Vanguard S&P offers a lower expense ratio (0.035%) than SPY (0.095%), which means lower costs for investors and potentially higher net returns over the long term. VOO might be the more economical choice for cost-conscious investors, especially those investing large sums or planning for long-term goals like retirement.

Is VOO too expensive? ›

VOO has an expense ratio of 0.03%, which means that for every $10,000, they charge a $3 management fee. If you were to invest $10,000 and VOO provided a 5% return each year, your total costs would be $39 over 5 years.

What is Vanguard's best performing ETF? ›

Vanguard High Dividend Yield ETF (VYM)

The better Vanguard ETF for their needs is likely VYM, which delivers a higher 2.9% 30-day SEC yield by targeting the FTSE High Dividend Yield Index. It also charges the same expense ratio as VIG does, at 0.06%.

Which ETF performs the best? ›

The 10 Best-Performing ETFs for May 2024
  • Direxion HCM Tactical Enhanced US Equity Strategy ETF HCMT.
  • HCM Defender 100 Index ETF QQH.
  • Fidelity Blue Chip Growth ETF FBCG.
  • Invesco S&P 500 Momentum ETF SPMO.
  • Invesco S&P SmallCap Momentum ETF XSMO.
  • Fidelity Nasdaq Composite Index ETF ONEQ.
  • HCM Defender 500 Index ETF LGH.
  • T.
Jun 5, 2024

Is Vanguard or SPDR better? ›

When it comes to choosing between Vanguard and State Street SPDR for passive sector exposure, you really can't go wrong with either.
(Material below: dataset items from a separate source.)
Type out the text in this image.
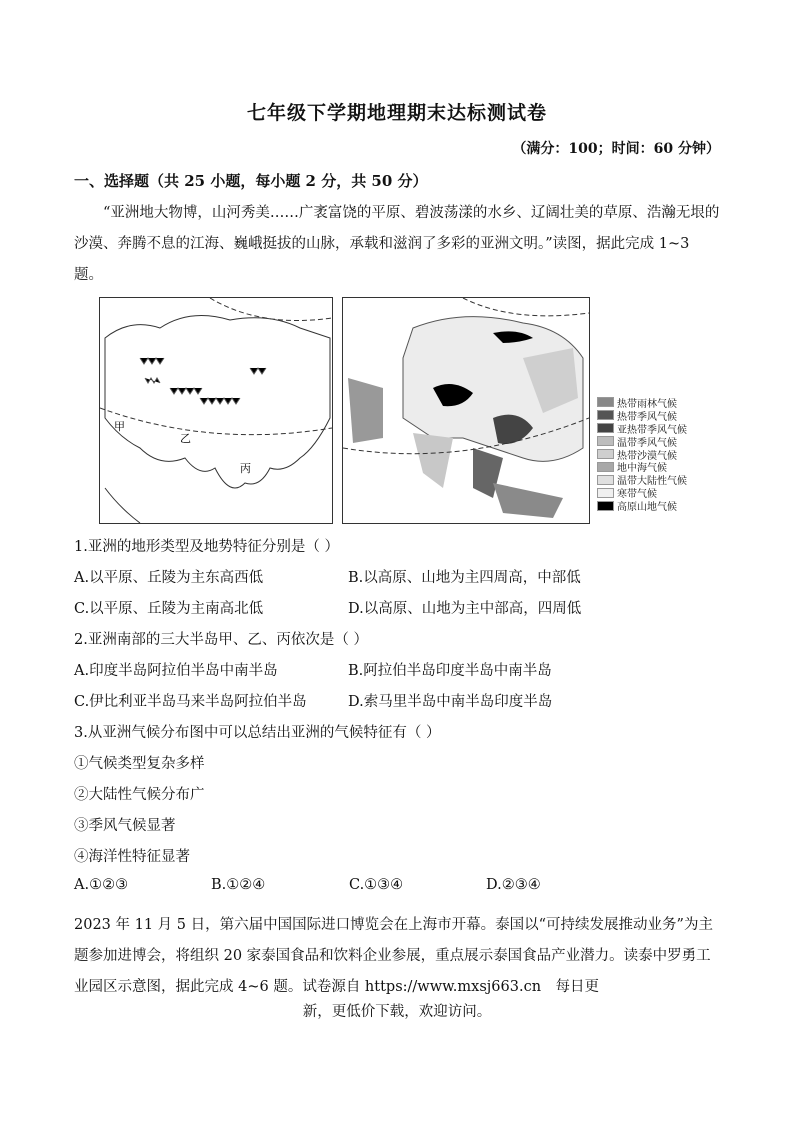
七年级下学期地理期末达标测试卷
（满分：100；时间：60 分钟）
一、选择题（共 25 小题，每小题 2 分，共 50 分）
“亚洲地大物博，山河秀美……广袤富饶的平原、碧波荡漾的水乡、辽阔壮美的草原、浩瀚无垠的沙漠、奔腾不息的江海、巍峨挺拔的山脉，承载和滋润了多彩的亚洲文明。”读图，据此完成 1~3 题。
甲
乙
丙
热带雨林气候
热带季风气候
亚热带季风气候
温带季风气候
热带沙漠气候
地中海气候
温带大陆性气候
寒带气候
高原山地气候
1.亚洲的地形类型及地势特征分别是（ ）
A.以平原、丘陵为主东高西低	B.以高原、山地为主四周高，中部低
C.以平原、丘陵为主南高北低	D.以高原、山地为主中部高，四周低
2.亚洲南部的三大半岛甲、乙、丙依次是（ ）
A.印度半岛阿拉伯半岛中南半岛	B.阿拉伯半岛印度半岛中南半岛
C.伊比利亚半岛马来半岛阿拉伯半岛	D.索马里半岛中南半岛印度半岛
3.从亚洲气候分布图中可以总结出亚洲的气候特征有（ ）
①气候类型复杂多样
②大陆性气候分布广
③季风气候显著
④海洋性特征显著
A.①②③	B.①②④	C.①③④	D.②③④
2023 年 11 月 5 日，第六届中国国际进口博览会在上海市开幕。泰国以“可持续发展推动业务”为主题参加进博会，将组织 20 家泰国食品和饮料企业参展，重点展示泰国食品产业潜力。读泰中罗勇工业园区示意图，据此完成 4~6 题。试卷源自 https://www.mxsj663.cn　每日更
新，更低价下载，欢迎访问。
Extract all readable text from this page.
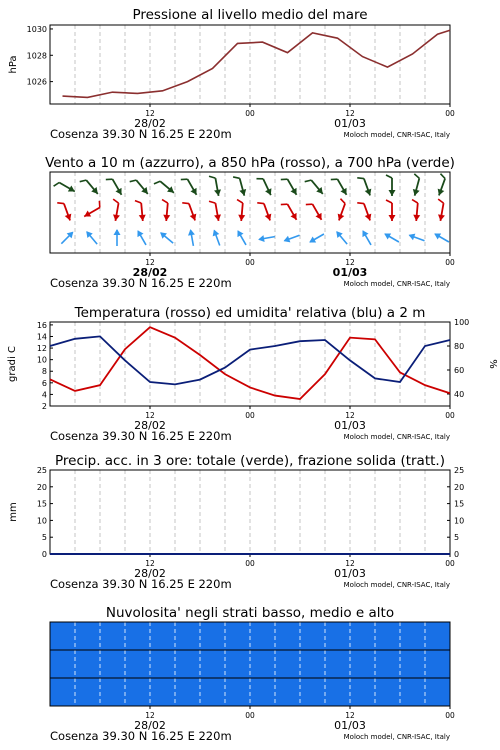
Pressione al livello medio del mare
12	00	12	00
28/02	01/03
Cosenza 39.30 N 16.25 E 220m	Moloch model, CNR-ISAC, Italy
1026
1028
1030
hPa
Vento a 10 m (azzurro), a 850 hPa (rosso), a 700 hPa (verde)
12	00	12	00
28/02	01/03
Cosenza 39.30 N 16.25 E 220m	Moloch model, CNR-ISAC, Italy
Temperatura (rosso) ed umidita' relativa (blu) a 2 m
12	00	12	00
28/02	01/03
Cosenza 39.30 N 16.25 E 220m	Moloch model, CNR-ISAC, Italy
2
4
6
8
10
12
14
16
40
60
80
100
gradi C	%
Precip. acc. in 3 ore: totale (verde), frazione solida (tratt.)
12	00	12	00
28/02	01/03
Cosenza 39.30 N 16.25 E 220m	Moloch model, CNR-ISAC, Italy
0
5
10
15
20
25
0
5
10
15
20
25
mm
Nuvolosita' negli strati basso, medio e alto
12	00	12	00
28/02	01/03
Cosenza 39.30 N 16.25 E 220m	Moloch model, CNR-ISAC, Italy
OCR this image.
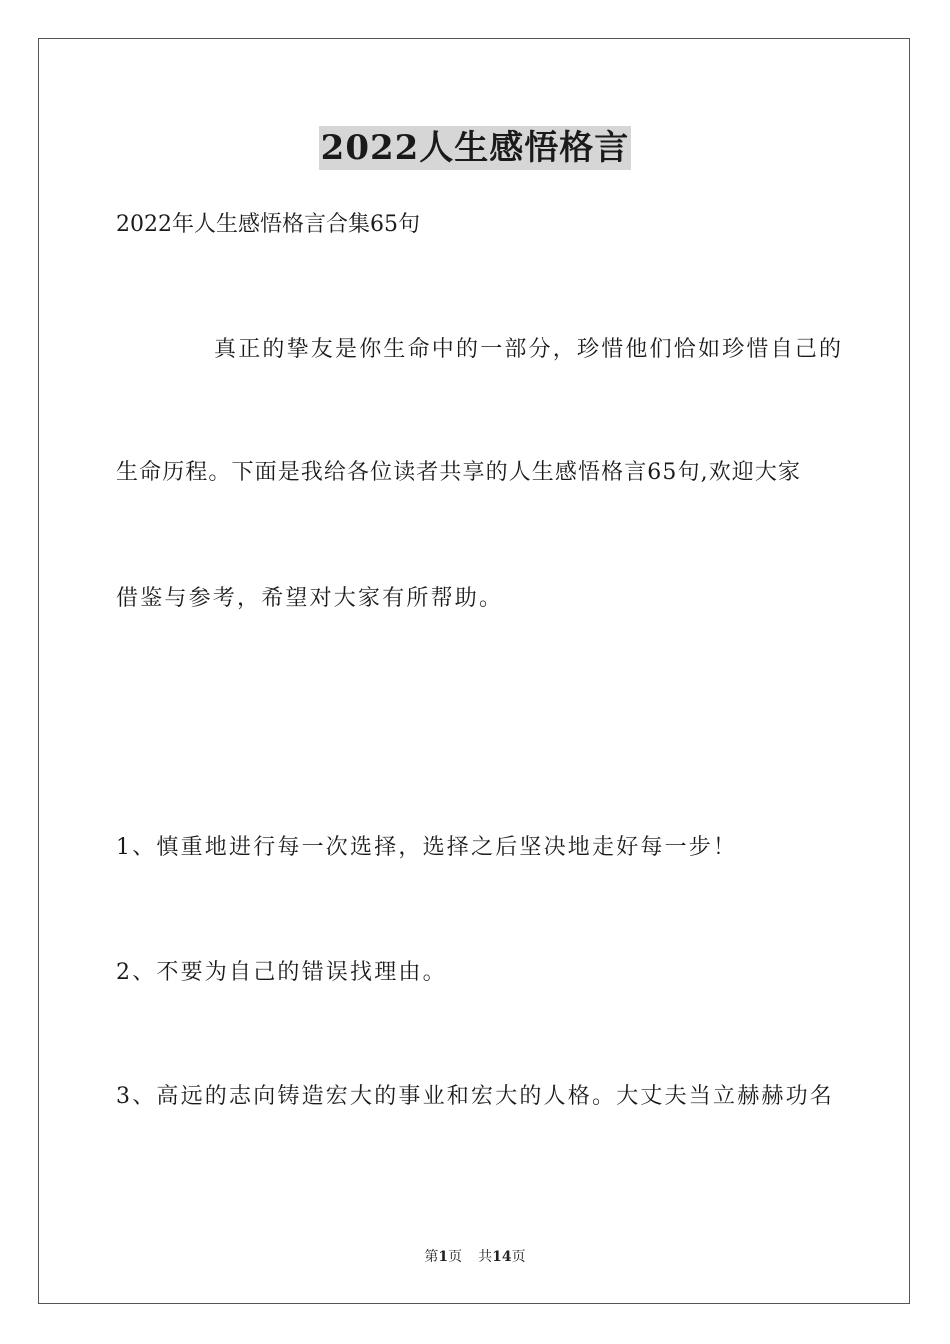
2022人生感悟格言
2022年人生感悟格言合集65句
真正的挚友是你生命中的一部分，珍惜他们恰如珍惜自己的
生命历程。下面是我给各位读者共享的人生感悟格言65句,欢迎大家
借鉴与参考，希望对大家有所帮助。
1、慎重地进行每一次选择，选择之后坚决地走好每一步！
2、不要为自己的错误找理由。
3、高远的志向铸造宏大的事业和宏大的人格。大丈夫当立赫赫功名
第1页 共14页
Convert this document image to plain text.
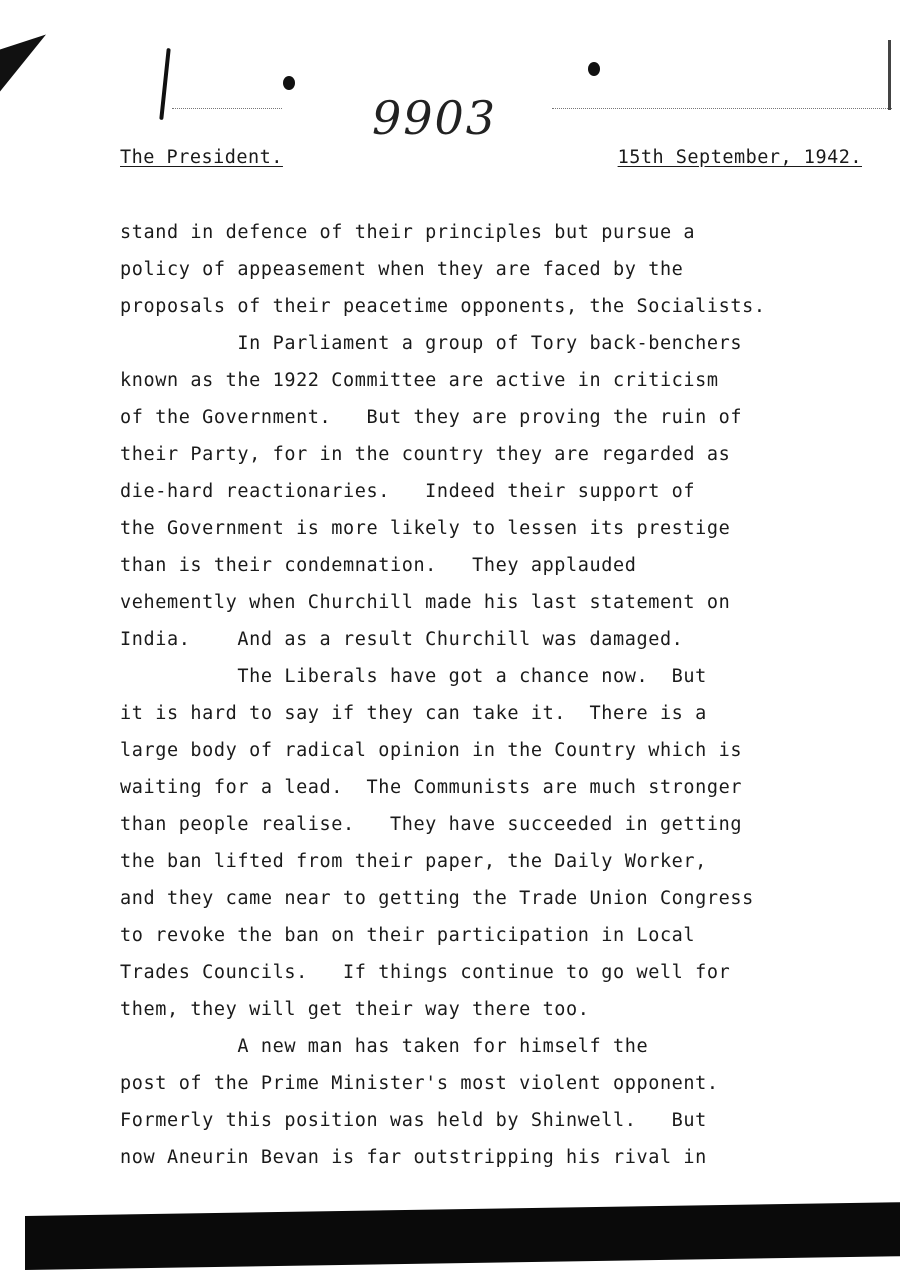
9903
The President.	15th September, 1942.
stand in defence of their principles but pursue a
policy of appeasement when they are faced by the
proposals of their peacetime opponents, the Socialists.
In Parliament a group of Tory back-benchers
known as the 1922 Committee are active in criticism
of the Government.   But they are proving the ruin of
their Party, for in the country they are regarded as
die-hard reactionaries.   Indeed their support of
the Government is more likely to lessen its prestige
than is their condemnation.   They applauded
vehemently when Churchill made his last statement on
India.    And as a result Churchill was damaged.
The Liberals have got a chance now.  But
it is hard to say if they can take it.  There is a
large body of radical opinion in the Country which is
waiting for a lead.  The Communists are much stronger
than people realise.   They have succeeded in getting
the ban lifted from their paper, the Daily Worker,
and they came near to getting the Trade Union Congress
to revoke the ban on their participation in Local
Trades Councils.   If things continue to go well for
them, they will get their way there too.
A new man has taken for himself the
post of the Prime Minister's most violent opponent.
Formerly this position was held by Shinwell.   But
now Aneurin Bevan is far outstripping his rival in
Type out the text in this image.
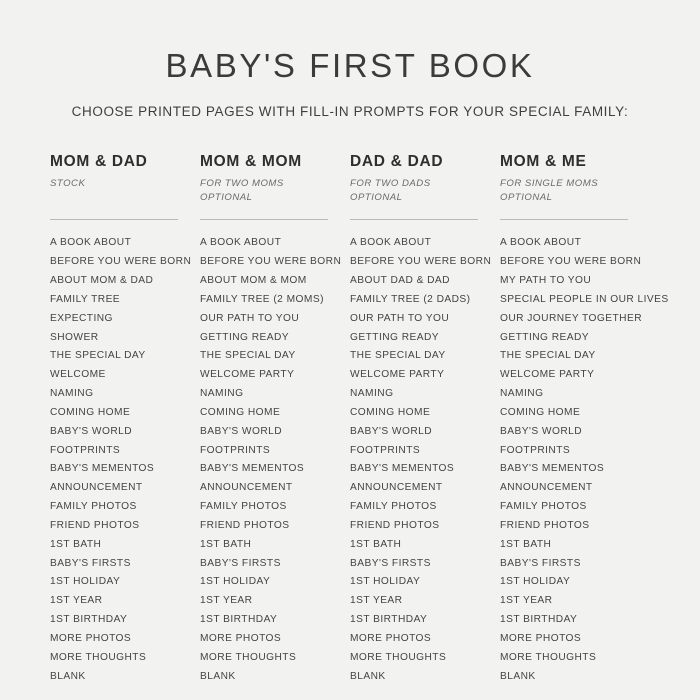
BABY'S FIRST BOOK

CHOOSE PRINTED PAGES WITH FILL-IN PROMPTS FOR YOUR SPECIAL FAMILY:

MOM & DAD
STOCK
A BOOK ABOUT
BEFORE YOU WERE BORN
ABOUT MOM & DAD
FAMILY TREE
EXPECTING
SHOWER
THE SPECIAL DAY
WELCOME
NAMING
COMING HOME
BABY'S WORLD
FOOTPRINTS
BABY'S MEMENTOS
ANNOUNCEMENT
FAMILY PHOTOS
FRIEND PHOTOS
1ST BATH
BABY'S FIRSTS
1ST HOLIDAY
1ST YEAR
1ST BIRTHDAY
MORE PHOTOS
MORE THOUGHTS
BLANK
MOM & MOM
FOR TWO MOMS
OPTIONAL
A BOOK ABOUT
BEFORE YOU WERE BORN
ABOUT MOM & MOM
FAMILY TREE (2 MOMS)
OUR PATH TO YOU
GETTING READY
THE SPECIAL DAY
WELCOME PARTY
NAMING
COMING HOME
BABY'S WORLD
FOOTPRINTS
BABY'S MEMENTOS
ANNOUNCEMENT
FAMILY PHOTOS
FRIEND PHOTOS
1ST BATH
BABY'S FIRSTS
1ST HOLIDAY
1ST YEAR
1ST BIRTHDAY
MORE PHOTOS
MORE THOUGHTS
BLANK
DAD & DAD
FOR TWO DADS
OPTIONAL
A BOOK ABOUT
BEFORE YOU WERE BORN
ABOUT DAD & DAD
FAMILY TREE (2 DADS)
OUR PATH TO YOU
GETTING READY
THE SPECIAL DAY
WELCOME PARTY
NAMING
COMING HOME
BABY'S WORLD
FOOTPRINTS
BABY'S MEMENTOS
ANNOUNCEMENT
FAMILY PHOTOS
FRIEND PHOTOS
1ST BATH
BABY'S FIRSTS
1ST HOLIDAY
1ST YEAR
1ST BIRTHDAY
MORE PHOTOS
MORE THOUGHTS
BLANK
MOM & ME
FOR SINGLE MOMS
OPTIONAL
A BOOK ABOUT
BEFORE YOU WERE BORN
MY PATH TO YOU
SPECIAL PEOPLE IN OUR LIVES
OUR JOURNEY TOGETHER
GETTING READY
THE SPECIAL DAY
WELCOME PARTY
NAMING
COMING HOME
BABY'S WORLD
FOOTPRINTS
BABY'S MEMENTOS
ANNOUNCEMENT
FAMILY PHOTOS
FRIEND PHOTOS
1ST BATH
BABY'S FIRSTS
1ST HOLIDAY
1ST YEAR
1ST BIRTHDAY
MORE PHOTOS
MORE THOUGHTS
BLANK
Both offer low-cost options, but your selection should be based on your specific investment objectives. For buy-and-hold investors, Vanguard's sector ETFs may be the preferable choice.

Should I invest in ETF or S&P 500? ›

While dividend ETFs can offer stable income, their growth potential is generally lower over the long run. That said, dividend ETFs may outperform the S&P 500 during particular time frames, such as during a recession or a period of easing interest rates.